Résumé : Le règne des factions a laissé place à une nouvelle dictature. Tris et ses amis refusent de s’y soumettre. Ils doivent s’enfuir. Mais que trouveront-ils au-delà de la clôture ? Et si tout n’était que mensonge ?

Mon avis : Voici enfin venu pour moi le tome final de Divergente. Comme pour Hunger Games et Le Labyrinthe, j’aime bien pouvoir lire les romans avant de voir les films. Je me suis donc empressé de lire le dernier tome avant de voir le troisième film au ciné, à ceci près que, appât du gain oblige, cette troisième mouture se verra déclinée en deux films, comme ce fut le cas pour Hunger Games. Autant aller de suite droit au but, je suis assez mitigé sur ce troisième tome.
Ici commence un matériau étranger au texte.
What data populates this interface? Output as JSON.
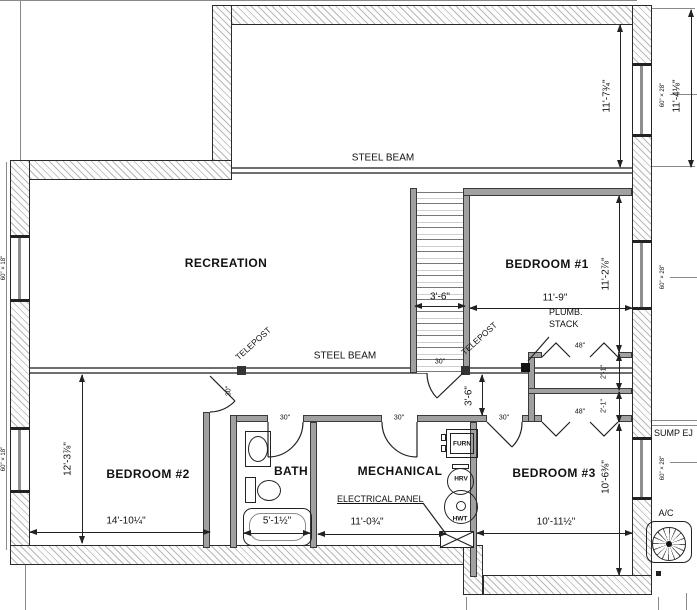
{
  "rooms": {
    "recreation": "RECREATION",
    "bedroom1": "BEDROOM #1",
    "bedroom2": "BEDROOM #2",
    "bedroom3": "BEDROOM #3",
    "bath": "BATH",
    "mechanical": "MECHANICAL"
  },
  "structure": {
    "steel_beam": "STEEL BEAM",
    "telepost": "TELEPOST",
    "plumb_line1": "PLUMB.",
    "plumb_line2": "STACK"
  },
  "equipment": {
    "furnace": "FURN",
    "hrv": "HRV",
    "hwt": "HWT",
    "electrical_panel": "ELECTRICAL PANEL",
    "sump": "SUMP EJ",
    "ac": "A/C"
  },
  "dims": {
    "top_right_inner": "11'-7¾\"",
    "top_right_outer": "11'-4⅛\"",
    "bed1_w": "11'-9\"",
    "bed1_h": "11'-2⅞\"",
    "stair_w": "3'-6\"",
    "hall_w": "3'-6\"",
    "bed2_h": "12'-3⅞\"",
    "bed2_w": "14'-10¼\"",
    "bath_w": "5'-1½\"",
    "mech_w": "11'-0¾\"",
    "bed3_w": "10'-11½\"",
    "bed3_h": "10'-6⅜\"",
    "closet_d": "2'-1\""
  },
  "openings": {
    "door_w": "30\"",
    "closet_w": "48\"",
    "win_60x28": "60\" × 28\"",
    "win_60x18": "60\" × 18\""
  },
  "colors": {
    "wall_hatch": "#b8b8b8",
    "interior_wall": "#a0a0a0",
    "beam": "#6e6e6e",
    "line": "#222222"
  }
}
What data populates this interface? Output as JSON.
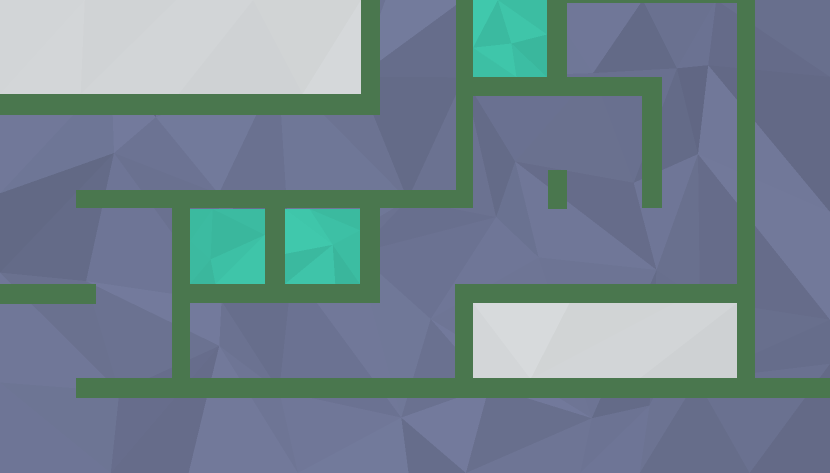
{
  "scene": {
    "width": 830,
    "height": 473,
    "colors": {
      "background": "#6a7190",
      "wall": "#4a774e",
      "tile": "#3dbfa4",
      "zone": "#d4d7d9"
    },
    "walls": [
      {
        "x": 0,
        "y": 94,
        "w": 380,
        "h": 21
      },
      {
        "x": 361,
        "y": 0,
        "w": 19,
        "h": 115
      },
      {
        "x": 76,
        "y": 190,
        "w": 397,
        "h": 18
      },
      {
        "x": 456,
        "y": 0,
        "w": 17,
        "h": 208
      },
      {
        "x": 547,
        "y": 0,
        "w": 20,
        "h": 96
      },
      {
        "x": 457,
        "y": 77,
        "w": 205,
        "h": 19
      },
      {
        "x": 642,
        "y": 77,
        "w": 20,
        "h": 131
      },
      {
        "x": 565,
        "y": 0,
        "w": 172,
        "h": 3
      },
      {
        "x": 548,
        "y": 170,
        "w": 19,
        "h": 39
      },
      {
        "x": 737,
        "y": 0,
        "w": 18,
        "h": 398
      },
      {
        "x": 172,
        "y": 208,
        "w": 18,
        "h": 190
      },
      {
        "x": 265,
        "y": 208,
        "w": 20,
        "h": 76
      },
      {
        "x": 360,
        "y": 207,
        "w": 20,
        "h": 96
      },
      {
        "x": 190,
        "y": 284,
        "w": 190,
        "h": 19
      },
      {
        "x": 0,
        "y": 284,
        "w": 96,
        "h": 20
      },
      {
        "x": 76,
        "y": 378,
        "w": 754,
        "h": 20
      },
      {
        "x": 455,
        "y": 284,
        "w": 282,
        "h": 19
      },
      {
        "x": 455,
        "y": 284,
        "w": 18,
        "h": 95
      }
    ],
    "tiles": [
      {
        "x": 473,
        "y": 0,
        "w": 74,
        "h": 77
      },
      {
        "x": 190,
        "y": 209,
        "w": 75,
        "h": 75
      },
      {
        "x": 285,
        "y": 209,
        "w": 75,
        "h": 75
      }
    ],
    "zones": [
      {
        "x": 0,
        "y": 0,
        "w": 361,
        "h": 94
      },
      {
        "x": 473,
        "y": 303,
        "w": 264,
        "h": 76
      }
    ]
  }
}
Autant celui-ci nous apporte les réponses que nous attendions tous, à savoir : mais qu’est-ce qui se passe derrière la clôture ?, autant j’ai trouvé le livre assez ennuyeux par moment. Tandis que les deux premiers tomes étaient écrits de manière énergique, avec une action bien menée, ce troisième tome possède un rythme plus lent, de nombreuses longueurs où l’héroïne rabâche sans cesse la même chose, tiraillée entre son amour pour Tobias et ce qu’elle croit juste de faire. Les évènements se sont enchaînés pour moi dans l’indifférence, et il manquait ce quelque chose de magique qui avait fait mon bonheur dans les premiers livres. Probablement le fait que le cadre soit radicalement différent puisqu’on quitte plus au moins Chicago et le système des factions. C’était peut-être ça, ce quelque chose de magique. Reste néanmoins des révélations intéressantes qui apportent toutes les réponses à nos éventuelles questions et une histoire qui clôt comme il se doit la trilogie. Un point que j’ai bien aimé, c’est que l’auteure, tout comme Lorien Legacies, a cette fois avec ce dernier tome intégré Tobias en tant que personnage narrateur un chapitre sur deux, aux côtés de Tris. Ce sont les chapitres sur Tobias que j’ai le plus aimés, car ils apportent du neuf et sa psychologie se révèle intéressante. En bref, un roman à lire pour clore la trilogie, mais loin d’être le meilleur de la saga. Concernant le film Divergente 3, je l’ai trouvé plus intéressant que le troisième livre. Certes, il s’en éloigne pas mal sur certains points, mais il a ajouté quelques ingrédients qui permettent d’oublier certaines lourdeurs du bouquin.